Responding to a peer who lobbies aggressively

  • Conduct the interview — you don't have to hire; refusing gains nothing and costs goodwill.
  • Your boss favours your peer: being seen as cooperative is strategic, not a concession.
  • Examine the stories you've constructed: friends recommending friends is normal, not suspicious.
  • You cannot control your peer's behaviour; you can control how you show up.
  • Build a strong pool of other candidates — the best defence against political pressure is competition.
  • Separate dislike of the person from the value they might bring.

Building diversity into a team

  • Start with the end in mind: define what problem diversity is meant to solve before recruiting.
  • Diversity of thought, personality, and working style may matter more here than demographic diversity.
  • Use StrengthsFinder or Strengths-Based Leadership to map current team strengths and identify gaps.
  • Check whether the team's current homogeneity is actually a liability — for some functions, it isn't.
  • Diversify the recruitment pipeline: new channels, headhunters, industry associations.
  • Shake up team practices now — rotating meeting leadership, for example — rather than waiting for new hires to change the culture.

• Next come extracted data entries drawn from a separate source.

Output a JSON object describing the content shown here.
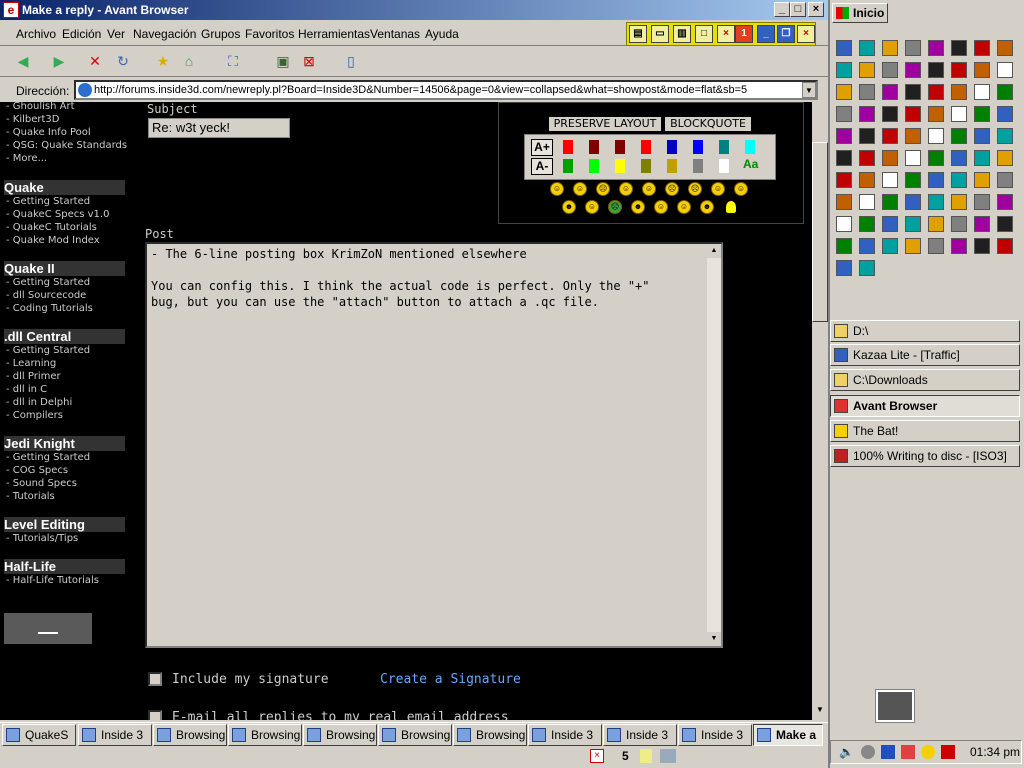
{
  "window": {
    "title": "Make a reply - Avant Browser"
  },
  "menu": [
    "Archivo",
    "Edición",
    "Ver",
    "Navegación",
    "Grupos",
    "Favoritos",
    "Herramientas",
    "Ventanas",
    "Ayuda"
  ],
  "address": {
    "label": "Dirección:",
    "url": "http://forums.inside3d.com/newreply.pl?Board=Inside3D&Number=14506&page=0&view=collapsed&what=showpost&mode=flat&sb=5"
  },
  "sidebar": {
    "top_links": [
      "- Ghoulish Art",
      "- Kilbert3D",
      "- Quake Info Pool",
      "- QSG: Quake Standards",
      "- More..."
    ],
    "sections": [
      {
        "title": "Quake",
        "links": [
          "- Getting Started",
          "- QuakeC Specs v1.0",
          "- QuakeC Tutorials",
          "- Quake Mod Index"
        ]
      },
      {
        "title": "Quake II",
        "links": [
          "- Getting Started",
          "- dll Sourcecode",
          "- Coding Tutorials"
        ]
      },
      {
        "title": ".dll Central",
        "links": [
          "- Getting Started",
          "- Learning",
          "- dll Primer",
          "- dll in C",
          "- dll in Delphi",
          "- Compilers"
        ]
      },
      {
        "title": "Jedi Knight",
        "links": [
          "- Getting Started",
          "- COG Specs",
          "- Sound Specs",
          "- Tutorials"
        ]
      },
      {
        "title": "Level Editing",
        "links": [
          "- Tutorials/Tips"
        ]
      },
      {
        "title": "Half-Life",
        "links": [
          "- Half-Life Tutorials"
        ]
      }
    ]
  },
  "form": {
    "subject_label": "Subject",
    "subject_value": "Re: w3t yeck!",
    "preserve_layout": "PRESERVE LAYOUT",
    "blockquote": "BLOCKQUOTE",
    "font_up": "A+",
    "font_down": "A-",
    "post_label": "Post",
    "post_text": "- The 6-line posting box KrimZoN mentioned elsewhere\n\nYou can config this. I think the actual code is perfect. Only the \"+\"\nbug, but you can use the \"attach\" button to attach a .qc file.",
    "signature_label": "Include my signature",
    "create_signature": "Create a Signature",
    "email_label": "E-mail all replies to my real email address"
  },
  "palette_colors": {
    "row1": [
      "#ff0000",
      "#800000",
      "#800000",
      "#ff0000",
      "#0000c0",
      "#0000ff",
      "#008080",
      "#00ffff"
    ],
    "row2": [
      "#00a000",
      "#00ff00",
      "#ffff00",
      "#808000",
      "#c0a000",
      "#808080",
      "#ffffff"
    ]
  },
  "right_panel": {
    "start_label": "Inicio",
    "tasks": [
      {
        "label": "D:\\",
        "icon": "folder-icon",
        "active": false
      },
      {
        "label": "Kazaa Lite - [Traffic]",
        "icon": "kazaa-icon",
        "active": false
      },
      {
        "label": "C:\\Downloads",
        "icon": "folder-icon",
        "active": false
      },
      {
        "label": "Avant Browser",
        "icon": "avant-icon",
        "active": true
      },
      {
        "label": "The Bat!",
        "icon": "bat-icon",
        "active": false
      },
      {
        "label": "100% Writing to disc - [ISO3]",
        "icon": "disc-icon",
        "active": false
      }
    ],
    "clock": "01:34 pm"
  },
  "taskbar": {
    "tabs": [
      {
        "label": "QuakeS",
        "active": false
      },
      {
        "label": "Inside 3",
        "active": false
      },
      {
        "label": "Browsing",
        "active": false
      },
      {
        "label": "Browsing",
        "active": false
      },
      {
        "label": "Browsing",
        "active": false
      },
      {
        "label": "Browsing",
        "active": false
      },
      {
        "label": "Browsing",
        "active": false
      },
      {
        "label": "Inside 3",
        "active": false
      },
      {
        "label": "Inside 3",
        "active": false
      },
      {
        "label": "Inside 3",
        "active": false
      },
      {
        "label": "Make a",
        "active": true
      }
    ],
    "status_count": "5"
  }
}
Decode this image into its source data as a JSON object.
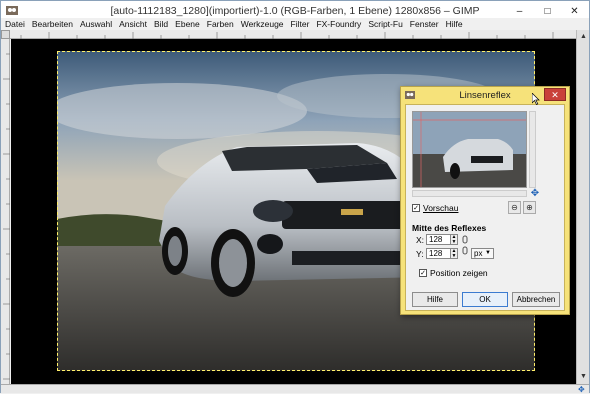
{
  "window": {
    "title": "[auto-1112183_1280](importiert)-1.0 (RGB-Farben, 1 Ebene) 1280x856 – GIMP",
    "minimize": "–",
    "maximize": "□",
    "close": "✕"
  },
  "menu": [
    "Datei",
    "Bearbeiten",
    "Auswahl",
    "Ansicht",
    "Bild",
    "Ebene",
    "Farben",
    "Werkzeuge",
    "Filter",
    "FX-Foundry",
    "Script-Fu",
    "Fenster",
    "Hilfe"
  ],
  "dialog": {
    "title": "Linsenreflex",
    "close": "✕",
    "preview_label": "Vorschau",
    "preview_checked": true,
    "section_title": "Mitte des Reflexes",
    "x_label": "X:",
    "x_value": "128",
    "y_label": "Y:",
    "y_value": "128",
    "unit": "px",
    "show_position_label": "Position zeigen",
    "show_position_checked": true,
    "buttons": {
      "help": "Hilfe",
      "ok": "OK",
      "cancel": "Abbrechen"
    }
  },
  "colors": {
    "canvas_bg": "#000000",
    "selection": "#ffef6a",
    "dialog_frame": "#f6e27a",
    "close_red": "#c9413a"
  }
}
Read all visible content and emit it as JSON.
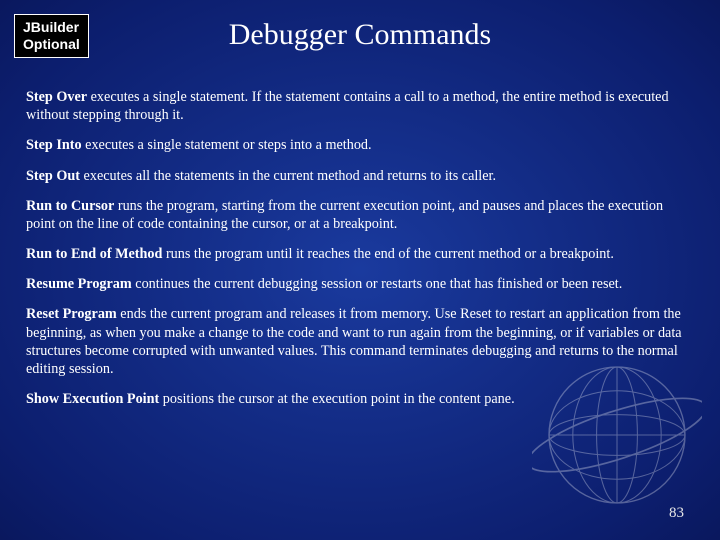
{
  "badge": {
    "line1": "JBuilder",
    "line2": "Optional"
  },
  "title": "Debugger Commands",
  "items": [
    {
      "term": "Step Over",
      "desc": " executes a single statement. If the statement contains a call to a method, the entire method is executed without stepping through it."
    },
    {
      "term": "Step Into",
      "desc": " executes a single statement or steps into a method."
    },
    {
      "term": "Step Out",
      "desc": " executes all the statements in the current method and returns to its caller."
    },
    {
      "term": "Run to Cursor",
      "desc": " runs the program, starting from the current execution point, and pauses and places the execution point on the line of code containing the cursor, or at a breakpoint."
    },
    {
      "term": "Run to End of Method",
      "desc": " runs the program until it reaches the end of the current method or a breakpoint."
    },
    {
      "term": "Resume Program",
      "desc": " continues the current debugging session or restarts one that has finished or been reset."
    },
    {
      "term": "Reset Program",
      "desc": " ends the current program and releases it from memory. Use Reset to restart an application from the beginning, as when you make a change to the code and want to run again from the beginning, or if variables or data structures become corrupted with unwanted values. This command terminates debugging and returns to the normal editing session."
    },
    {
      "term": "Show Execution Point",
      "desc": " positions the cursor at the execution point in the content pane."
    }
  ],
  "pageNumber": "83"
}
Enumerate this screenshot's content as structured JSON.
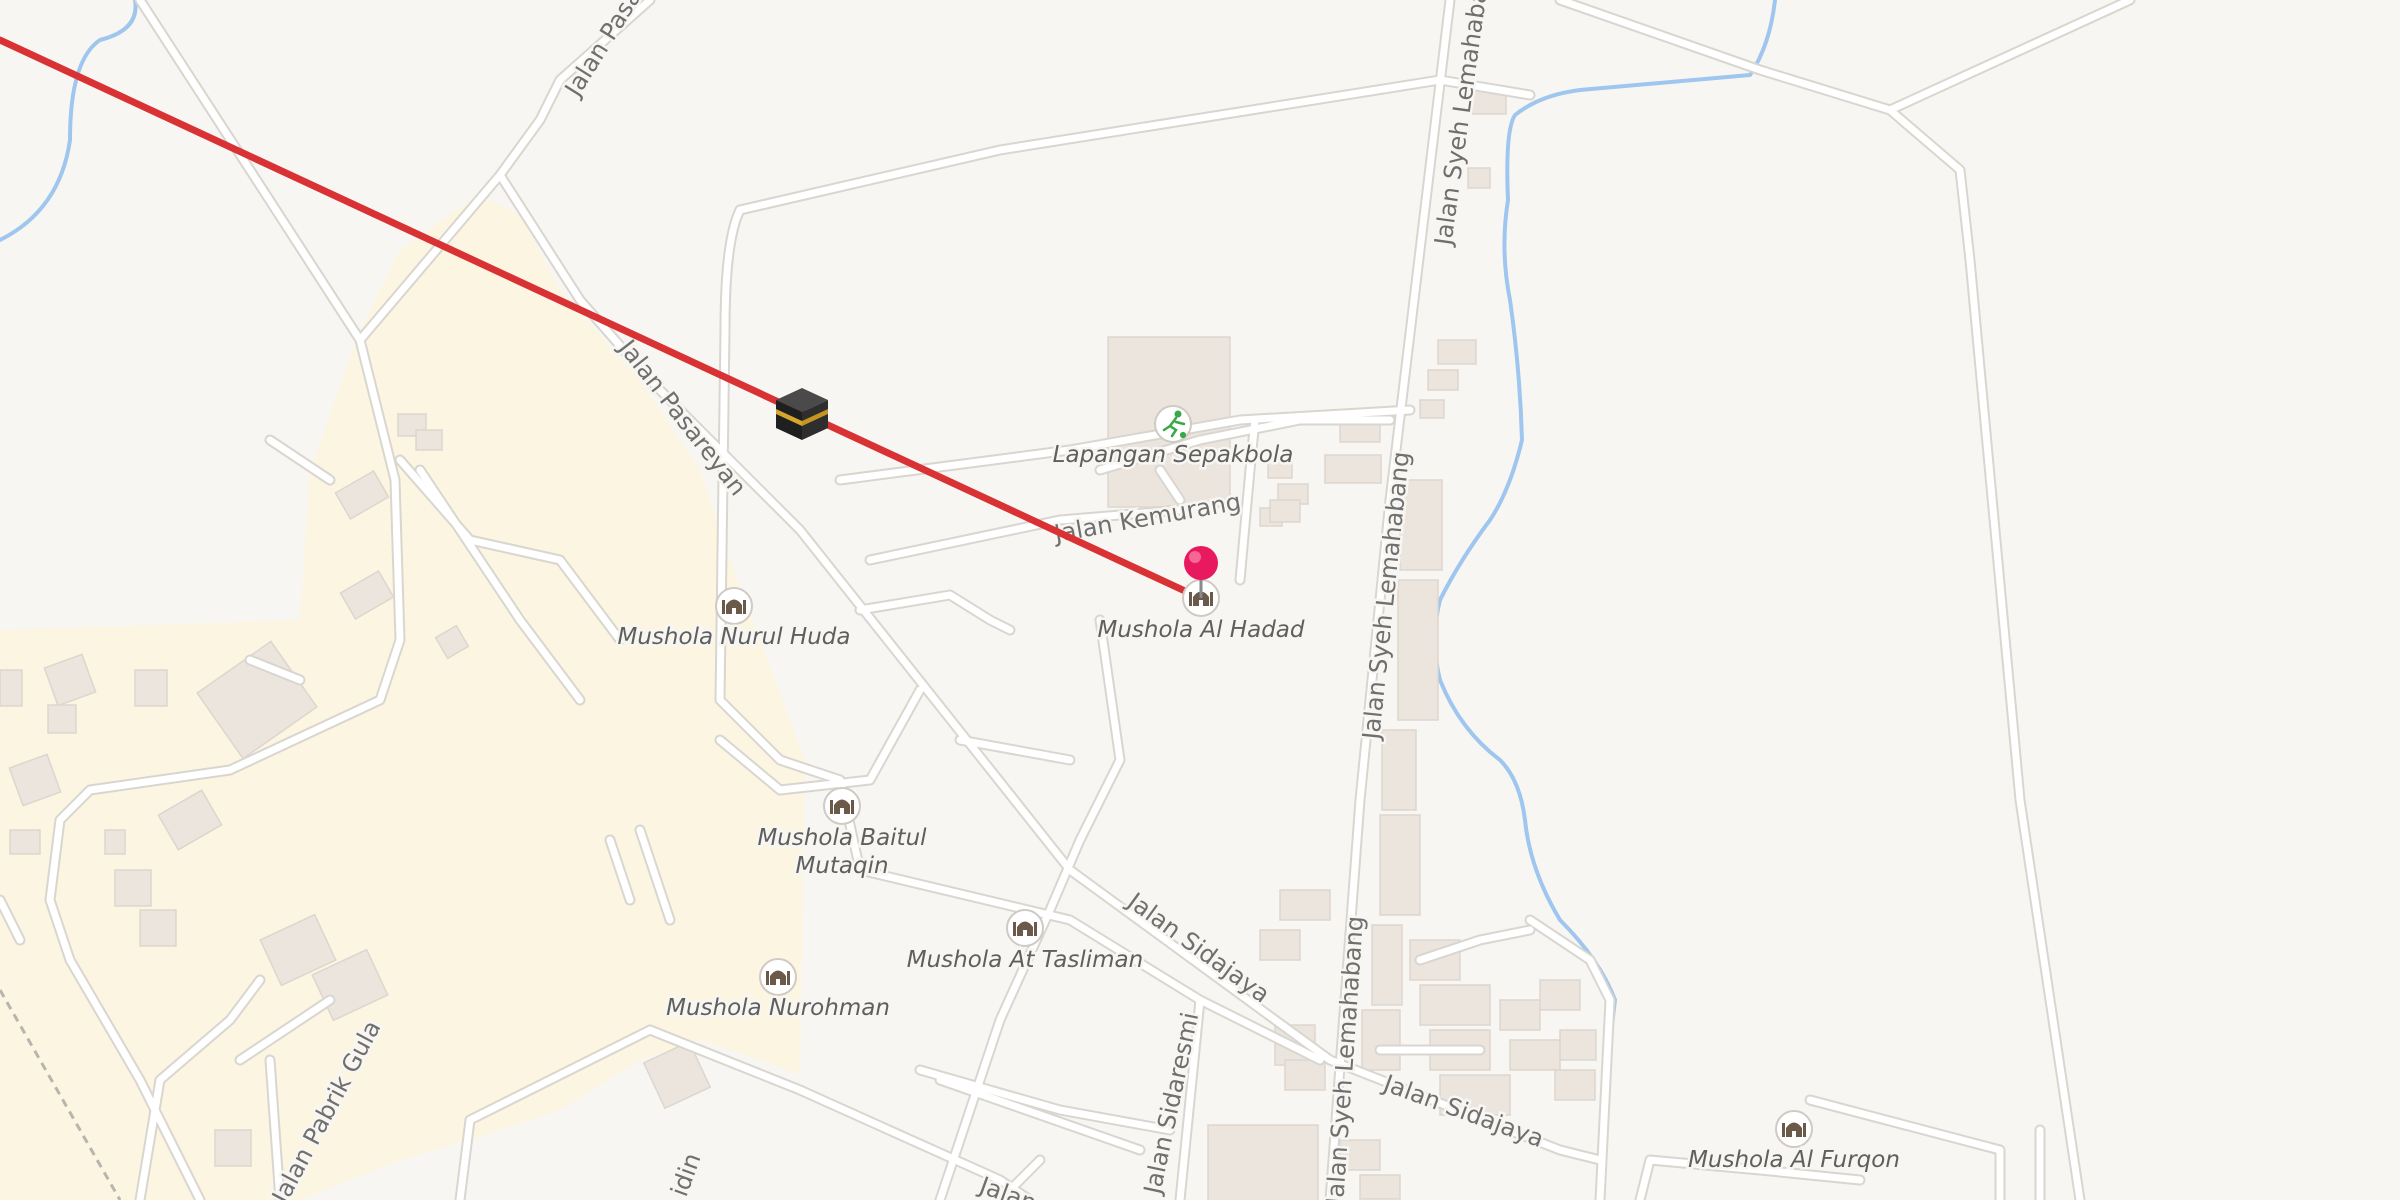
{
  "map": {
    "streets": [
      {
        "id": "jalan-pasareyan-top",
        "label": "Jalan Pasar"
      },
      {
        "id": "jalan-pasareyan",
        "label": "Jalan Pasareyan"
      },
      {
        "id": "jalan-kemurang",
        "label": "Jalan Kemurang"
      },
      {
        "id": "jalan-syeh-lemahabang-top",
        "label": "Jalan Syeh Lemahaba"
      },
      {
        "id": "jalan-syeh-lemahabang-mid",
        "label": "Jalan Syeh Lemahabang"
      },
      {
        "id": "jalan-syeh-lemahabang-bottom",
        "label": "Jalan Syeh Lemahabang"
      },
      {
        "id": "jalan-sidajaya-1",
        "label": "Jalan Sidajaya"
      },
      {
        "id": "jalan-sidajaya-2",
        "label": "Jalan Sidajaya"
      },
      {
        "id": "jalan-sidaresmi",
        "label": "Jalan Sidaresmi"
      },
      {
        "id": "jalan-pabrik-gula",
        "label": "Jalan Pabrik Gula"
      },
      {
        "id": "jalan-bottom",
        "label": "Jalan A"
      },
      {
        "id": "jalan-bottom-left",
        "label": "idin"
      }
    ],
    "pois": [
      {
        "id": "lapangan-sepakbola",
        "label": "Lapangan Sepakbola",
        "icon": "soccer-field-icon",
        "color": "#3aa845"
      },
      {
        "id": "mushola-al-hadad",
        "label": "Mushola Al Hadad",
        "icon": "mosque-icon",
        "color": "#6b5a4a"
      },
      {
        "id": "mushola-nurul-huda",
        "label": "Mushola Nurul Huda",
        "icon": "mosque-icon",
        "color": "#6b5a4a"
      },
      {
        "id": "mushola-baitul-mutaqin",
        "label_line1": "Mushola Baitul",
        "label_line2": "Mutaqin",
        "icon": "mosque-icon",
        "color": "#6b5a4a"
      },
      {
        "id": "mushola-at-tasliman",
        "label": "Mushola At Tasliman",
        "icon": "mosque-icon",
        "color": "#6b5a4a"
      },
      {
        "id": "mushola-nurohman",
        "label": "Mushola Nurohman",
        "icon": "mosque-icon",
        "color": "#6b5a4a"
      },
      {
        "id": "mushola-al-furqon",
        "label": "Mushola Al Furqon",
        "icon": "mosque-icon",
        "color": "#6b5a4a"
      }
    ],
    "markers": {
      "kaaba": {
        "icon": "kaaba-icon"
      },
      "location_pin": {
        "icon": "location-pin-icon",
        "color": "#e8195f"
      }
    },
    "qibla_line": {
      "color": "#d93235"
    },
    "colors": {
      "background": "#f8f6f2",
      "residential_area": "#fcf5e1",
      "road": "#ffffff",
      "water": "#9fc6ee",
      "building": "#ebe5de"
    }
  }
}
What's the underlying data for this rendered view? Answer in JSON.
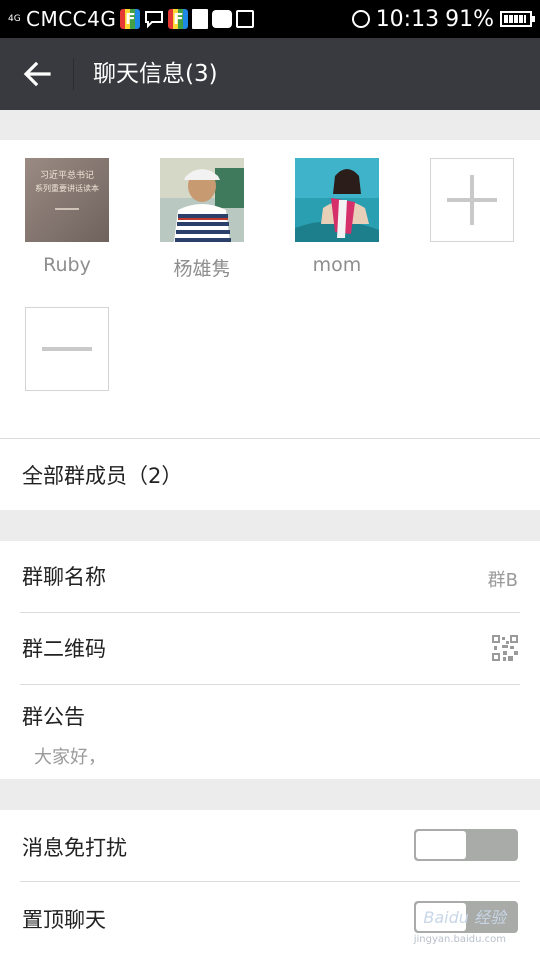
{
  "status_bar": {
    "signal": "4G",
    "carrier": "CMCC4G",
    "time": "10:13",
    "battery": "91%",
    "icons": [
      "signal-icon",
      "f-app-icon",
      "sms-icon",
      "f-app-icon",
      "document-icon",
      "message-icon",
      "camera-icon",
      "alarm-icon",
      "battery-icon"
    ]
  },
  "header": {
    "title": "聊天信息(3)",
    "back_icon": "back-arrow-icon"
  },
  "members": [
    {
      "name": "Ruby",
      "avatar": "book-cover-avatar",
      "cover_text_1": "习近平总书记",
      "cover_text_2": "系列重要讲话读本"
    },
    {
      "name": "杨雄隽",
      "avatar": "man-in-striped-shirt-avatar"
    },
    {
      "name": "mom",
      "avatar": "woman-on-beach-avatar"
    }
  ],
  "add_member_icon": "plus-icon",
  "remove_member_icon": "minus-icon",
  "all_members": {
    "label": "全部群成员（2）"
  },
  "group_name": {
    "label": "群聊名称",
    "value": "群B"
  },
  "qr_code": {
    "label": "群二维码",
    "icon": "qr-code-icon"
  },
  "announcement": {
    "label": "群公告",
    "text": "大家好，"
  },
  "mute": {
    "label": "消息免打扰",
    "on": false
  },
  "pin": {
    "label": "置顶聊天",
    "on": false
  },
  "watermark": {
    "text": "Baidu 经验",
    "url": "jingyan.baidu.com"
  },
  "colors": {
    "header_bg": "#393a3f",
    "page_bg": "#ececec",
    "switch_bg": "#a8aba7"
  }
}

Leading change in a resistant organisation

  • Clarify your mandate: were you hired to drive change, or is that an assumption from prior roles?
  • If senior leadership isn't actively behind you, your change effort will stall or rebound on you.
  • High turnover may be a sign of success, not failure, if the goal is cultural renewal.
  • Leaders who push change without top cover risk being labelled troublemakers and managed out.
  • If senior support is absent, choose: accept the limits and make incremental gains, or recognise this is the wrong environment.
  • Communicate far more than feels necessary; educate yourself on change management (Kotter, Cialdini, Who Moved My Cheese).

Developing leads without formal authority

  • Define four to six competencies for the lead role, mapped from the existing supervisor curriculum.
  • Give leads agency: let them choose which competency to develop first.
  • Adults learn over time, through self-teaching, application, and reflection — design for that.
  • Use existing resources: podcast episodes, book clubs, one chapter per session.
  • Build in group accountability so development doesn't stay theoretical.
  • Engage senior leaders for input — they gain visibility of your development work; your team gains their credibility.